Given an incoherent titular question answered by page six, then, what does Dolman do for the rest of the book? In part, he expands on his page-six conclusion that science cannot end war in language that is clear and interesting. Because this is a short book—173 pages of content—he does not include a lot of detail, but he does provide a nice overview of the intersection of science (mainly technology) and war, emphasizing primarily Western examples.
Although the choice of topics to address reflects the author’s idiosyncratic experience and interests, it doesn’t result in a boring book. For instance, perhaps reflecting his area of interest, Dolman at one point suggests that science might help end war if space weapons and commercialization are appropriately developed and deployed. Even though this makes a good scenario, some might find the relatively short discussion unpersuasive given the seemingly inexhaustible human ability to convert new domains to old antagonisms.
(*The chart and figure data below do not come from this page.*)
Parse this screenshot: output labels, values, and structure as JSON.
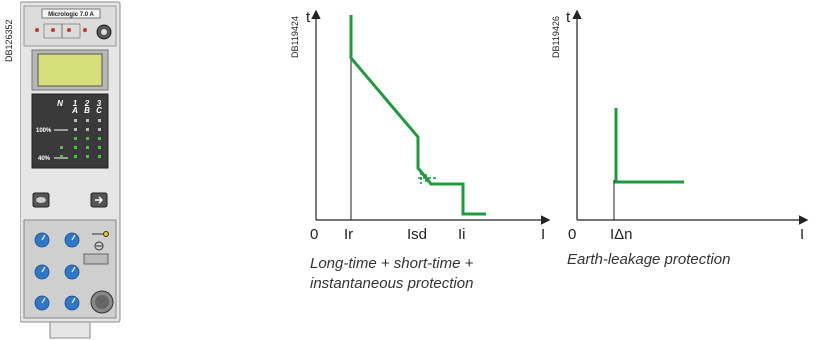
{
  "device": {
    "ref": "DB126352",
    "model": "Micrologic 7.0 A",
    "bar_phases": [
      "N",
      "1",
      "2",
      "3"
    ],
    "bar_phase_letters": [
      "",
      "A",
      "B",
      "C"
    ],
    "level_100": "100%",
    "level_40": "40%"
  },
  "diagram1": {
    "ref": "DB119424",
    "t_label": "t",
    "i_label": "I",
    "origin": "0",
    "x_ticks": [
      "Ir",
      "Isd",
      "Ii"
    ],
    "caption_line1": "Long-time + short-time +",
    "caption_line2": "instantaneous protection"
  },
  "diagram2": {
    "ref": "DB119426",
    "t_label": "t",
    "i_label": "I",
    "origin": "0",
    "x_tick": "IΔn",
    "caption": "Earth-leakage protection"
  },
  "colors": {
    "curve": "#1f9a3e",
    "device_body": "#e4e4e4",
    "display": "#d6e07a",
    "panel_dark": "#3a3a3a"
  }
}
Certainly cyber started out with similarly high hopes. Remember cyber libertarian John Perry Barlow’s “A Declaration of the Independence of Cyberspace,” written some 20 years ago? “Governments of the Industrial World, you weary giants of flesh and steel, I come from Cyberspace, the new home of Mind. On behalf of the future, I ask you of the past to leave us alone…. You have no sovereignty where we gather.” Alas for libertarian fantasies, cybercrime and cyberwar are defining fronts in geopolitical conflict today, and cyber realms are increasingly nationalized, criminalized, monitored, and militarized. Dolman does not make clear why, if space is to be commercialized and colonized and peaceful, it does not first have to face the struggle to determine which Leviathan will ensure the necessary order.
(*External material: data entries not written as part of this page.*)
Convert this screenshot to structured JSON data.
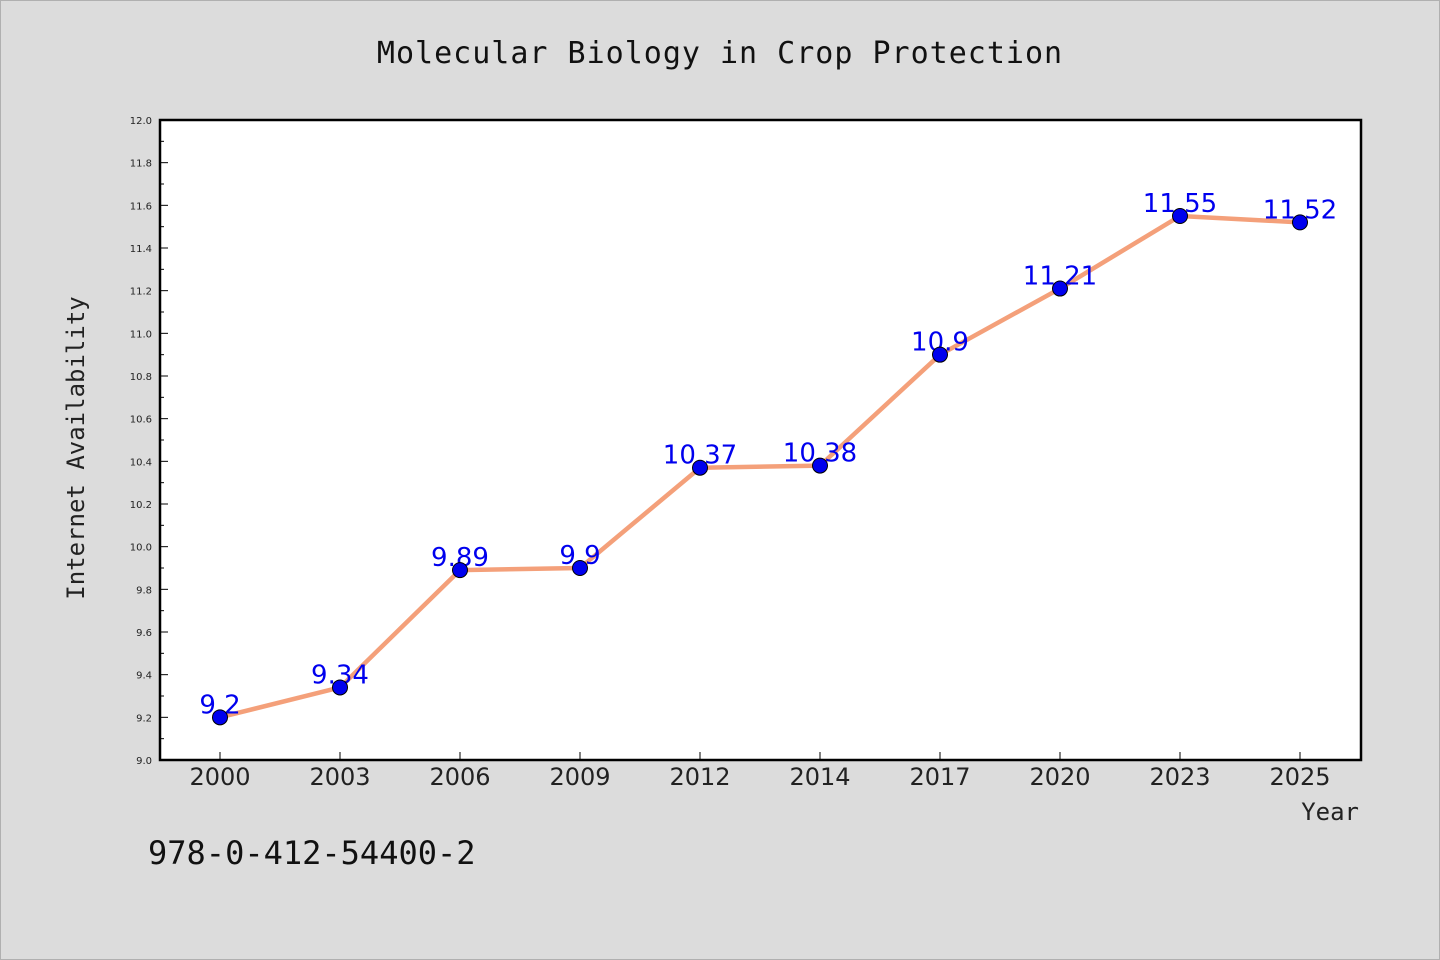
{
  "chart_data": {
    "type": "line",
    "title": "Molecular Biology in Crop Protection",
    "xlabel": "Year",
    "ylabel": "Internet Availability",
    "categories": [
      "2000",
      "2003",
      "2006",
      "2009",
      "2012",
      "2014",
      "2017",
      "2020",
      "2023",
      "2025"
    ],
    "values": [
      9.2,
      9.34,
      9.89,
      9.9,
      10.37,
      10.38,
      10.9,
      11.21,
      11.55,
      11.52
    ],
    "data_labels": [
      "9.2",
      "9.34",
      "9.89",
      "9.9",
      "10.37",
      "10.38",
      "10.9",
      "11.21",
      "11.55",
      "11.52"
    ],
    "ylim": [
      9.0,
      12.0
    ],
    "yticks": [
      "9.0",
      "9.2",
      "9.4",
      "9.6",
      "9.8",
      "10.0",
      "10.2",
      "10.4",
      "10.6",
      "10.8",
      "11.0",
      "11.2",
      "11.4",
      "11.6",
      "11.8",
      "12.0"
    ],
    "grid": false,
    "legend": "none",
    "line_color": "#f4a07a",
    "marker_color": "#0000ee",
    "label_color": "#0000ee"
  },
  "annotation": "978-0-412-54400-2"
}
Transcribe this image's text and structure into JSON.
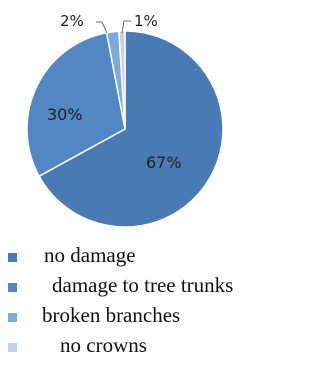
{
  "chart_data": {
    "type": "pie",
    "title": "",
    "slices": [
      {
        "label": "no damage",
        "value": 67,
        "display": "67%",
        "color": "#4a7ab4"
      },
      {
        "label": "damage to tree trunks",
        "value": 30,
        "display": "30%",
        "color": "#5287c4"
      },
      {
        "label": "broken branches",
        "value": 2,
        "display": "2%",
        "color": "#7fa9dd"
      },
      {
        "label": "no crowns",
        "value": 1,
        "display": "1%",
        "color": "#c0d4ee"
      }
    ],
    "legend_position": "bottom"
  }
}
Another interesting tidbit is dropped when Dolman notes that “modern warfare is information warfare,” which was certainly borne out by Russia’s Crimea invasion. He concludes several pages later: “The singularity [Ray Kurzweil’s famous point at which technology becomes self-aware and self-replicating] has already happened, and it occurred in the recent past when the amount of data collected and stored became so large that new, unanticipated properties of human and computer interaction spontaneously emerged in the form of a new kind of intelligence.”
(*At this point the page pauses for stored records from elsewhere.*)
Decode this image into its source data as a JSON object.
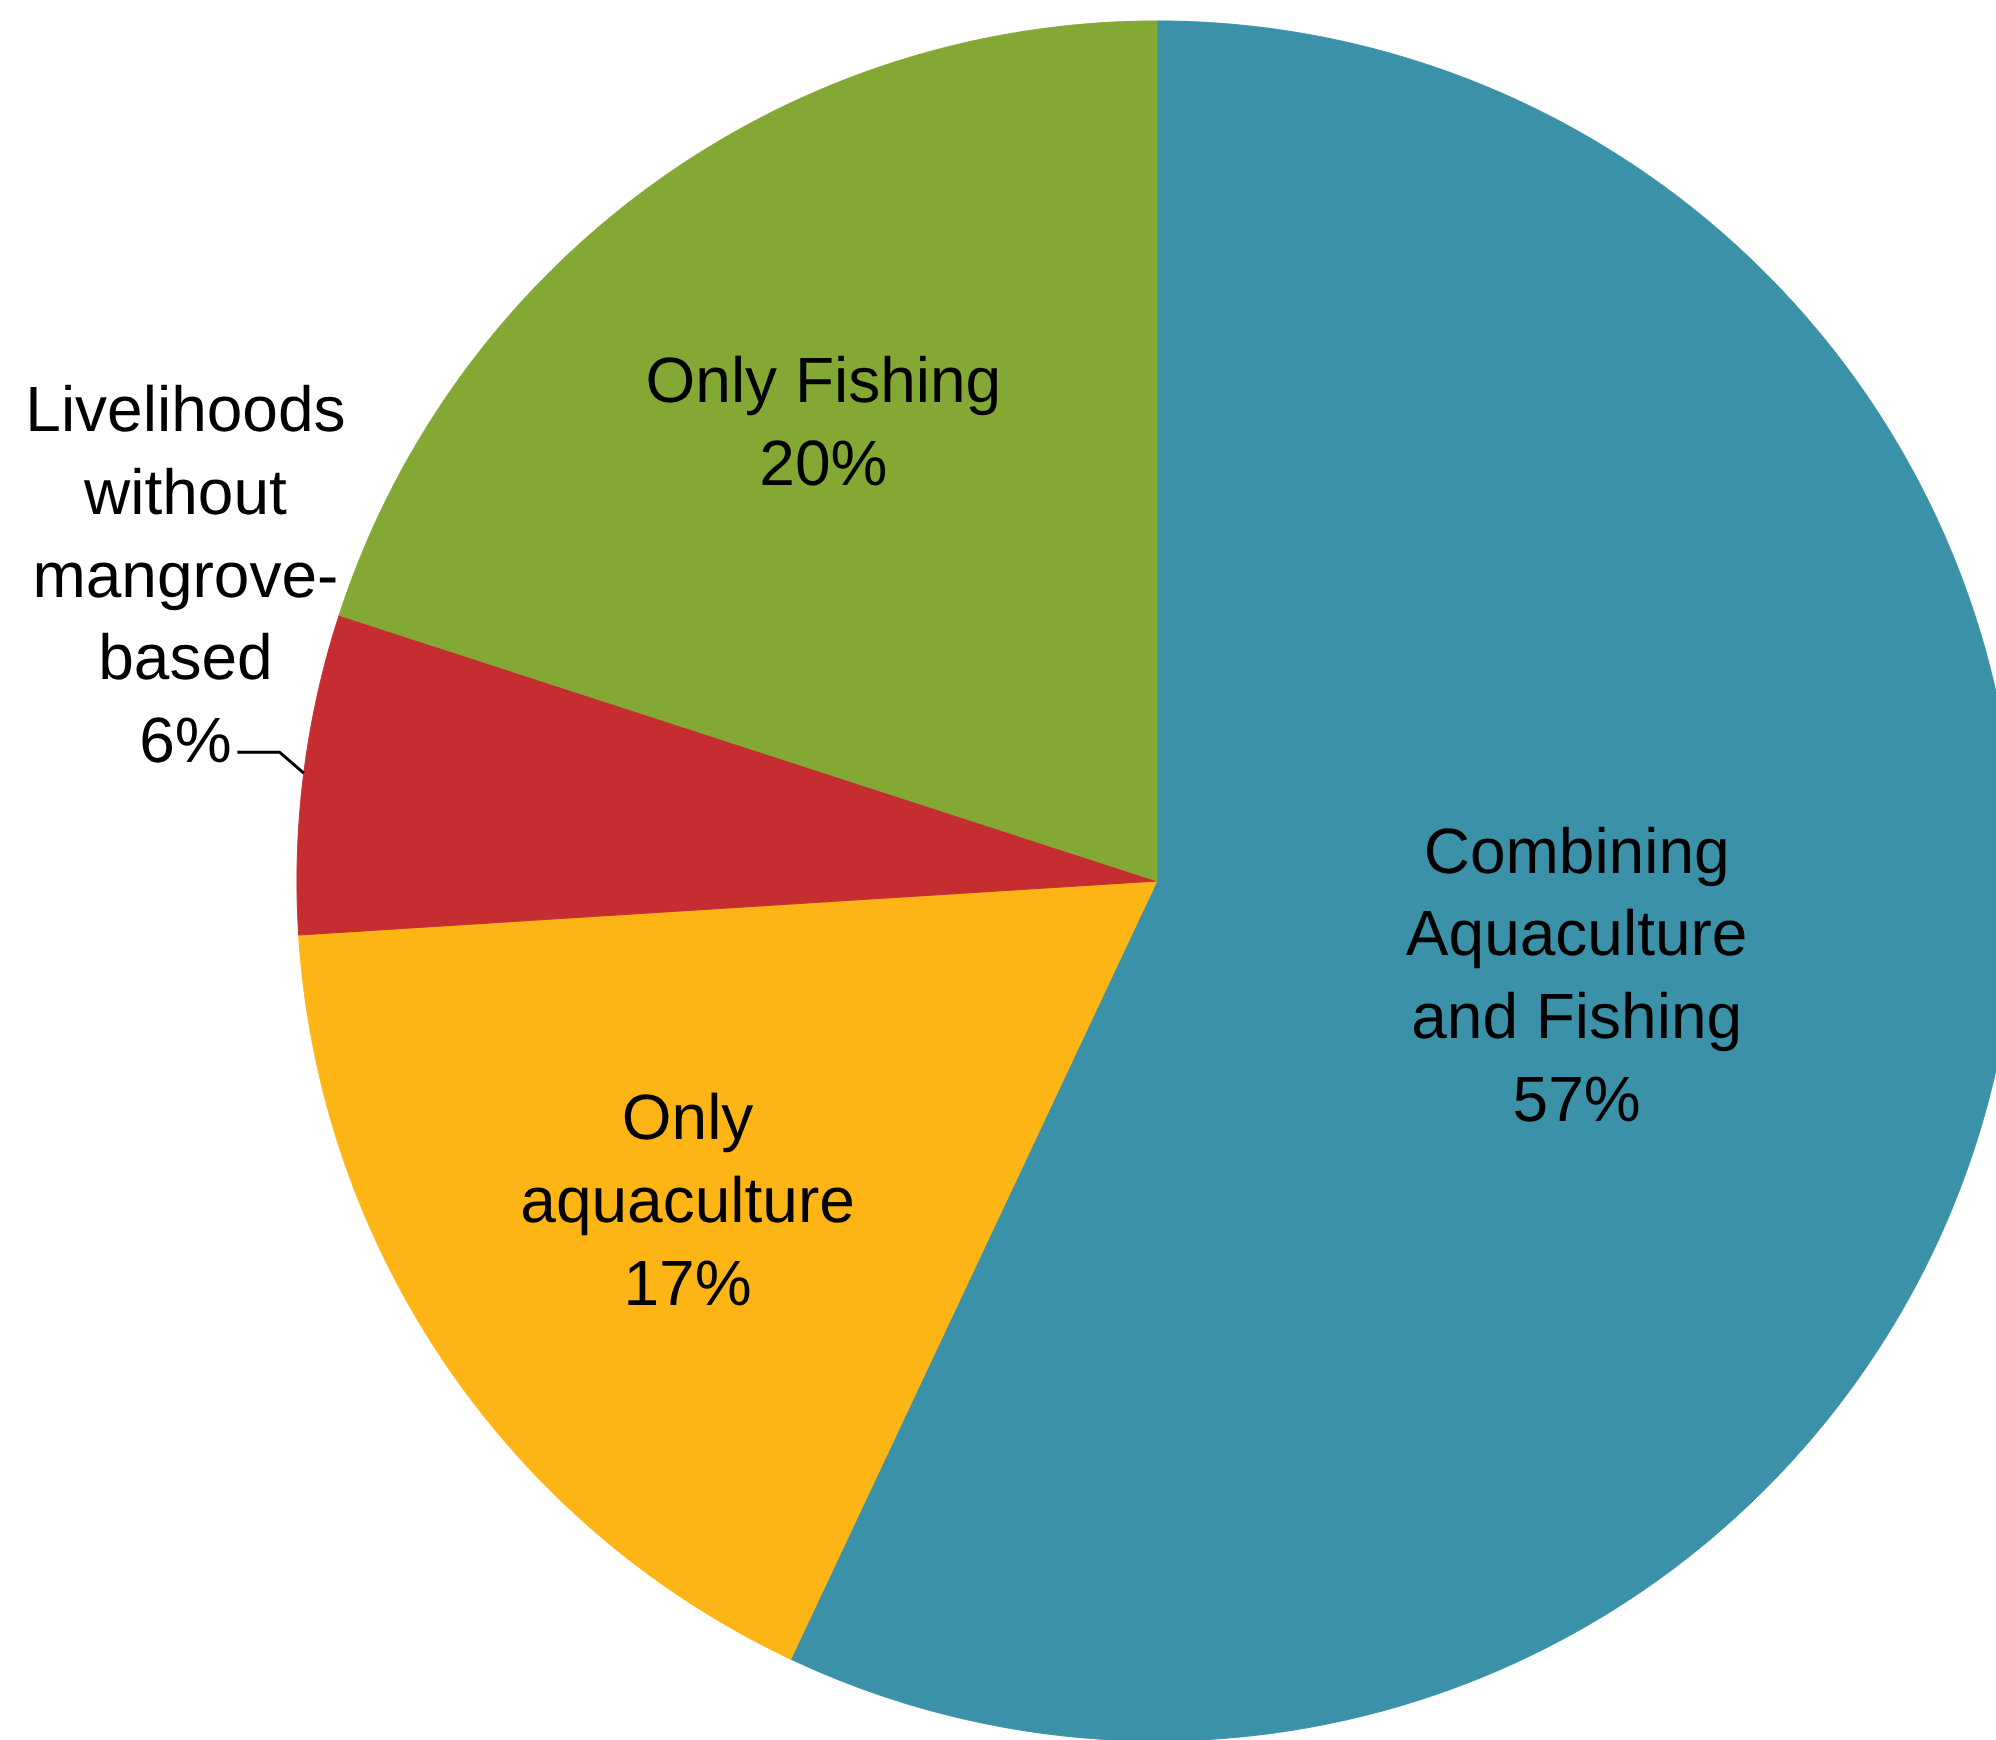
{
  "chart_data": {
    "type": "pie",
    "categories": [
      "Combining Aquaculture and Fishing",
      "Only aquaculture",
      "Livelihoods without mangrove-based",
      "Only Fishing"
    ],
    "values": [
      57,
      17,
      6,
      20
    ],
    "colors": [
      "#3a91a8",
      "#fdb515",
      "#c52d30",
      "#84a834"
    ],
    "value_labels": [
      "57%",
      "17%",
      "6%",
      "20%"
    ]
  }
}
Especially given the rapid advances in deep learning artificial intelligence, and the critical role of cyber conflict in modern geopolitical maneuvering, this observation might be worth another essay in itself.
In short, this is a charming, worthwhile, and idiosyncratic extended essay that is well worth the modest investment of time and effort required to enjoy it. In return for an afternoon or two of pleasant reading, you get a little bit of history, a little bit of policy, a little bit of technocratic musing, and even a quick look at a future warrior, in the company of a knowledgeable companion.